On top of this, our current alignment techniques, like Reinforcement Learning from Human Feedback (RLHF) seem to be working fine, in fact, better, not worse, as models are getting smarter.
For example, If you jailbreak ChatGPT, it will tell you how to hotwire a 2004 Honda Accord, but it won’t actually generate worst illegal content (if it did, the AGI companies would’ve been drowning in lawsuits by now). And even jailbreaking itself clearly happens against ChatGPT’s intent, for as soon as it realizes it’s not following its policies, it snaps back and tells you to go touch grass.
…and as I was finishing this essay, Anthropic published a paper in which they seem to have literally solved the biggest mechanistic interpretability problem they’ve been attacking (the problem of “superposition” i.e. large language models representing several concepts in a single neuron, making it impossible to cleanly ablate certain knowledge or behavior from them). Anthropic’s Head of Alignment, Chris Olah: “I’m now very optimistic."; although see Nina Rimsky: “The recent Anthropic Sparse Coding paper did not change much at all - Sparse Coding was already a known technique”
So, everything we’ve seen in the last few years suggests that alignment is a much more tractable problem than people thought before the appearance of large language models. Is there a reason to be holding onto the paper-clipper and shoggoth analogies at all at this point?
But it gets worse (I mean, for alignment; nothing can make things worse for all of the 2004 Honda Accords anymore; don’t park yours outside).
Is alignment – not capabilities – the bottleneck to AI progress?
How did Large Language Models become used by hundreds of millions of people?
Unaligned (base) models don’t follow instructions, are incredibly random, and hallucinate wildly. Whatever their inner capabilities are, they are useless to everyone except hyperstitioning manic pixie dream prophets of the next next coming era who spend their entire life in AI dungeons.

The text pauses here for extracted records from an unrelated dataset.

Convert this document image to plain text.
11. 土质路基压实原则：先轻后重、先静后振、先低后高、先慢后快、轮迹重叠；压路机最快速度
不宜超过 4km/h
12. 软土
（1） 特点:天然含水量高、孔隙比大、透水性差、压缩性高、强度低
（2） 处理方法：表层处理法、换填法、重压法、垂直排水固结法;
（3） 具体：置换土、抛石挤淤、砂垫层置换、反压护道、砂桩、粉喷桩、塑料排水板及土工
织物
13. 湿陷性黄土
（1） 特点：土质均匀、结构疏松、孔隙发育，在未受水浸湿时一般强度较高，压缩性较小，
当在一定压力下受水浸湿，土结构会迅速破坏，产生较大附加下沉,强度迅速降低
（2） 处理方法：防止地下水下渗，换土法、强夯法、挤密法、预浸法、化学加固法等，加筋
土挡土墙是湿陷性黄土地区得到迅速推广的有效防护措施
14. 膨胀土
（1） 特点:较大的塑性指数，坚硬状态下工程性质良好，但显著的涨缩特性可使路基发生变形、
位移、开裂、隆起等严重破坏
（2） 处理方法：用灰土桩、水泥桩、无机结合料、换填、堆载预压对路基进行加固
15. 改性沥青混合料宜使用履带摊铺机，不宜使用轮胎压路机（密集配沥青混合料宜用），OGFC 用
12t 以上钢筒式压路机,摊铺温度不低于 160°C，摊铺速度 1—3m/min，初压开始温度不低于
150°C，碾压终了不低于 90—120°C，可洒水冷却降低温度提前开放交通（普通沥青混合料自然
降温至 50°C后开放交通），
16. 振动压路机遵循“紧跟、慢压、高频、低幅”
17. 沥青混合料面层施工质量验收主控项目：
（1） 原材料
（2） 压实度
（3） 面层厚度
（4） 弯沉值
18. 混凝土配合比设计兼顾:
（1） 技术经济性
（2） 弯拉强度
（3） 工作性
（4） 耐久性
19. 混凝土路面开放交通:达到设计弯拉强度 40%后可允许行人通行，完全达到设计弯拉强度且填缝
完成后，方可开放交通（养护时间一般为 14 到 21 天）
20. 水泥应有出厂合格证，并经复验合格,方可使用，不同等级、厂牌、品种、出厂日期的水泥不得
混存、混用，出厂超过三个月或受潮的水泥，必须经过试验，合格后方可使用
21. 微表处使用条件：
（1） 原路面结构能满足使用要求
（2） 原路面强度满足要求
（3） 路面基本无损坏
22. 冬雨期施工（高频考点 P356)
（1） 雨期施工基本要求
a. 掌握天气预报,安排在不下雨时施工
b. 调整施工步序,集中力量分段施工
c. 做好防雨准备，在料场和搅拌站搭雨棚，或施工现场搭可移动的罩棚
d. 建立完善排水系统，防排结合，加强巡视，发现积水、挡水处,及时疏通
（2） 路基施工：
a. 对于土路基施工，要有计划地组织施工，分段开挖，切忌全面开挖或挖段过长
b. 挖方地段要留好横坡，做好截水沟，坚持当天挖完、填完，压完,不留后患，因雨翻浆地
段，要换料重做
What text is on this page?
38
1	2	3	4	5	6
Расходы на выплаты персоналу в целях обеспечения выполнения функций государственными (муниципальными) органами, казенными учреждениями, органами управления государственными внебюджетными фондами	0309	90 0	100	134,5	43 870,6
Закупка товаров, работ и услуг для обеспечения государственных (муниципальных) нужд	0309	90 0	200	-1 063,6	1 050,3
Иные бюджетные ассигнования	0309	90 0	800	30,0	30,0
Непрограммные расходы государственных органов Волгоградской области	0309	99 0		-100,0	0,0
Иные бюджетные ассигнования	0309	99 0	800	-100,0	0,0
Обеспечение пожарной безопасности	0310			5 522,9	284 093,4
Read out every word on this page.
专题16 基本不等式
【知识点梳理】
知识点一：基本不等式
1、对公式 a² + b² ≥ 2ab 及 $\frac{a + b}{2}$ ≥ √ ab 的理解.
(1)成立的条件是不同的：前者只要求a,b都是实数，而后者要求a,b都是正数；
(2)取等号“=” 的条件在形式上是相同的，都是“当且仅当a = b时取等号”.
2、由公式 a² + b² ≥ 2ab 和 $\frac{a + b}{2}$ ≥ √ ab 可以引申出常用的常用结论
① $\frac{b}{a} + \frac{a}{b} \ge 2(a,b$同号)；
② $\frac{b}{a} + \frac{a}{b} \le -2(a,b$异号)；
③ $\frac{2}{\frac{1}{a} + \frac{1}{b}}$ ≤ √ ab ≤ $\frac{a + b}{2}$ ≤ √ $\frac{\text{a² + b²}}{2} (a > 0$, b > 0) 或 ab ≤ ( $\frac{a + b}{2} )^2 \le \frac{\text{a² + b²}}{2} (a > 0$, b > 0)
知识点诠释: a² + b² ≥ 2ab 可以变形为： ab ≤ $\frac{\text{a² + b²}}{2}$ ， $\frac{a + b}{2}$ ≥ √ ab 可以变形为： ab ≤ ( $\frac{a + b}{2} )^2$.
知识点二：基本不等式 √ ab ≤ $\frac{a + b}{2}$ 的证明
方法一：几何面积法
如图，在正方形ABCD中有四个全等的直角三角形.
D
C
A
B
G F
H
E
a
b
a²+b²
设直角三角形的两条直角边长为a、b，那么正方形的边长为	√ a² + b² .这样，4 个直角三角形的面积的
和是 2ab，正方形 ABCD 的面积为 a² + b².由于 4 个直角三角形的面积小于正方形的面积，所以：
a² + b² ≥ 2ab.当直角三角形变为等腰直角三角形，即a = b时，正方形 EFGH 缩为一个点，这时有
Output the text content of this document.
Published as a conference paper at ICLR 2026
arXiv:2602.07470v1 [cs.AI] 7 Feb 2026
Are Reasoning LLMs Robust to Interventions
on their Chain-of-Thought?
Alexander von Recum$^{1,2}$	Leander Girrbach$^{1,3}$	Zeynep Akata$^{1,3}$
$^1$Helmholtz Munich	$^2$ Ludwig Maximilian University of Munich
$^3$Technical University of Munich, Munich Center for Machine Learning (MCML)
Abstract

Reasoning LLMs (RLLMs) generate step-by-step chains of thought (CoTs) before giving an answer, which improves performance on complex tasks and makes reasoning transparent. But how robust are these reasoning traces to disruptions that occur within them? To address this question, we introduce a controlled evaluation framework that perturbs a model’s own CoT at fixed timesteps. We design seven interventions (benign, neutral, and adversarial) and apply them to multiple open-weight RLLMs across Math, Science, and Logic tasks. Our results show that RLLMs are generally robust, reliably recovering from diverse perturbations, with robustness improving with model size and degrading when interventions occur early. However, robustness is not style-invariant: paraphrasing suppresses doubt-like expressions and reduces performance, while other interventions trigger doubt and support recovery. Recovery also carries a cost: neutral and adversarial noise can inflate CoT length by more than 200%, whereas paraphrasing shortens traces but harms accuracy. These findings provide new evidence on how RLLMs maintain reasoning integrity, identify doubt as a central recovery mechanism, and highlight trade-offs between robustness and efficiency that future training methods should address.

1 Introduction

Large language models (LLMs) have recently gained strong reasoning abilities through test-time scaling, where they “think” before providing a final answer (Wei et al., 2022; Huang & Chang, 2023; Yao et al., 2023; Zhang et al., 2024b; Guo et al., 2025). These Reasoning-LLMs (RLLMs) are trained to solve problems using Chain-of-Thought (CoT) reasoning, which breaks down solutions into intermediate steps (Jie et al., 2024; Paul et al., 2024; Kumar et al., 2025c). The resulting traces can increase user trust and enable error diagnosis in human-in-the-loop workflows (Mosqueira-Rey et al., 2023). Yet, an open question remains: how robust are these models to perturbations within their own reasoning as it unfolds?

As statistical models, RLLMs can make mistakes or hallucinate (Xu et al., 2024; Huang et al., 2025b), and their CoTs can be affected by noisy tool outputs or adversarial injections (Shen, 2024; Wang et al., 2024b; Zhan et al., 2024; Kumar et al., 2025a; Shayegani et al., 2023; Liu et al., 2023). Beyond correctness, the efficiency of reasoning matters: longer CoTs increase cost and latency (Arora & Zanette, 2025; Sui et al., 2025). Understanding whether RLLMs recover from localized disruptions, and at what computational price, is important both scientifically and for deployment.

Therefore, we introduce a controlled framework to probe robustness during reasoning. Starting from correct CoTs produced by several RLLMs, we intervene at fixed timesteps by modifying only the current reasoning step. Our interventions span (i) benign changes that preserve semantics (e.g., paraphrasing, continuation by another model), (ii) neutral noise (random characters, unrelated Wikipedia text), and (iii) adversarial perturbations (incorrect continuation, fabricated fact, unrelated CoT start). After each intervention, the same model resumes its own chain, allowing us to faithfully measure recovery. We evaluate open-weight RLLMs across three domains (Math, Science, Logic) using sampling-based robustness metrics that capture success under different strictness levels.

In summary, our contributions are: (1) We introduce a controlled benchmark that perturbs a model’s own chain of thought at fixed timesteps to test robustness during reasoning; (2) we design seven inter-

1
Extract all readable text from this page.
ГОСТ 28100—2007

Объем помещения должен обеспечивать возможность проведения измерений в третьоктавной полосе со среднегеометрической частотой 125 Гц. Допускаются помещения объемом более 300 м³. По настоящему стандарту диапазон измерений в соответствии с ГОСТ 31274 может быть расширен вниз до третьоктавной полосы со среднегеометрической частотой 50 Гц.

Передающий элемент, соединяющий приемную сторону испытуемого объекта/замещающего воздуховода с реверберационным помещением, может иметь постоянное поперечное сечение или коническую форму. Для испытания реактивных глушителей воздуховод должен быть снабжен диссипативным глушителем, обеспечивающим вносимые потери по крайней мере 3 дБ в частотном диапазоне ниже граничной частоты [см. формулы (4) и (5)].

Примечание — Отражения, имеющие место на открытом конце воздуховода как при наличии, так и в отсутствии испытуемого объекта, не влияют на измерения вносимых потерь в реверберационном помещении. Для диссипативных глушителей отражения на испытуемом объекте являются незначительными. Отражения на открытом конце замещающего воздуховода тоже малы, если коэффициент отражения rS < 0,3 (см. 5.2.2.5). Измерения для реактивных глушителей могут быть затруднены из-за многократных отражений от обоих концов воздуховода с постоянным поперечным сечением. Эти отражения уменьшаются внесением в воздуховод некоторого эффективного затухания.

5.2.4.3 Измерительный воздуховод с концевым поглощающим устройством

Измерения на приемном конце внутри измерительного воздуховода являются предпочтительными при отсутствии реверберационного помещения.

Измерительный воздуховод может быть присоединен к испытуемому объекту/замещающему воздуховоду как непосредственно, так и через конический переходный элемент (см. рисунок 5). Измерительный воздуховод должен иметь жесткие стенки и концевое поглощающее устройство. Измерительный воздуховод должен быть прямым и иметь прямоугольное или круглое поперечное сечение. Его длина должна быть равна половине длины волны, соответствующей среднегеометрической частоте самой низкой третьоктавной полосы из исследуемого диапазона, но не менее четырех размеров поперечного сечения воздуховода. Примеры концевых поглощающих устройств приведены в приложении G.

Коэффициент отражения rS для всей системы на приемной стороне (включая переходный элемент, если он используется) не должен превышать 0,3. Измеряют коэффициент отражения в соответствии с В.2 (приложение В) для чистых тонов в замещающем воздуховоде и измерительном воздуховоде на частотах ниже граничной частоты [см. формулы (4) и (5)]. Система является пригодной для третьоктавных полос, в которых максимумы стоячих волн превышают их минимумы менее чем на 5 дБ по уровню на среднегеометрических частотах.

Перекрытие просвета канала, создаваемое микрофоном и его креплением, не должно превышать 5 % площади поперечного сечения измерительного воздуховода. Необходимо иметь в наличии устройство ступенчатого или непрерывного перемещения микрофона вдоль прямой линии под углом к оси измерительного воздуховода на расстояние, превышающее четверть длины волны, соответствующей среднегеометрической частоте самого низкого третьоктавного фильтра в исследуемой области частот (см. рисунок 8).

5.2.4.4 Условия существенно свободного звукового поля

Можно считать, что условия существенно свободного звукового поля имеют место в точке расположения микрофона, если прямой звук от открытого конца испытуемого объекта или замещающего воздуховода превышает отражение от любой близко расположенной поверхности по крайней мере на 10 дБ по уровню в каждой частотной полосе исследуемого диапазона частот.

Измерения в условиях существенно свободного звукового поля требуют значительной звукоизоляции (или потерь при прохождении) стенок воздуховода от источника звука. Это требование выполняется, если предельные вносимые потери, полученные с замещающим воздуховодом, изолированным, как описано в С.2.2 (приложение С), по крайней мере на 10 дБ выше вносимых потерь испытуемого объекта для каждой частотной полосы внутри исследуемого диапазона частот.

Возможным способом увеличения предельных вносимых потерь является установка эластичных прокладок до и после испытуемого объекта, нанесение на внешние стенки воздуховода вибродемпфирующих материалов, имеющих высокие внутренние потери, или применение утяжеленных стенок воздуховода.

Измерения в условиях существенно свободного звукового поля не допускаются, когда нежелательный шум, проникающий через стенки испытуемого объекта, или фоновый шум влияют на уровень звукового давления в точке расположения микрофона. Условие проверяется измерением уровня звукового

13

This is where RLHF comes in: it applies inverse reinforcement learning to let models learn the shape of human preferences in general, based on diverse human feedback.
So it was GPT-3 trained with RLHF that made an already capable model aligned enough and robust enough to kickstart the broad deployment. No RLHF means no Claude, no ChatGPT, and no high schoolers who’d rather give up their vapes than write another English-class essay ever again.
RLHF wasn’t the work of techno-accelerationists just trying to train the biggest model. It was the work of alignment researchers, concerned with existential risks from AI, whose biggest alignment success ushered us into the true AI era.
(And if you’re one of the people who thinks that RLHF is not even real alignment, well, then alignment researchers launched the AGI race without even making alignment progress.)
Could it be time to pause AI alignment? Isn’t insufficient alignment the main bottleneck for AI to be able to be deployed as fully autonomous agentic systems and patentially cause fast takeoff? The more alignment progress we are making, the sooner we’ll all find out.
In the meantime, perhaps I’ll have better luck getting real numbers on sunny college campuses than at these doom-and-gloom AI parties… I wasn’t that interested in going anyway.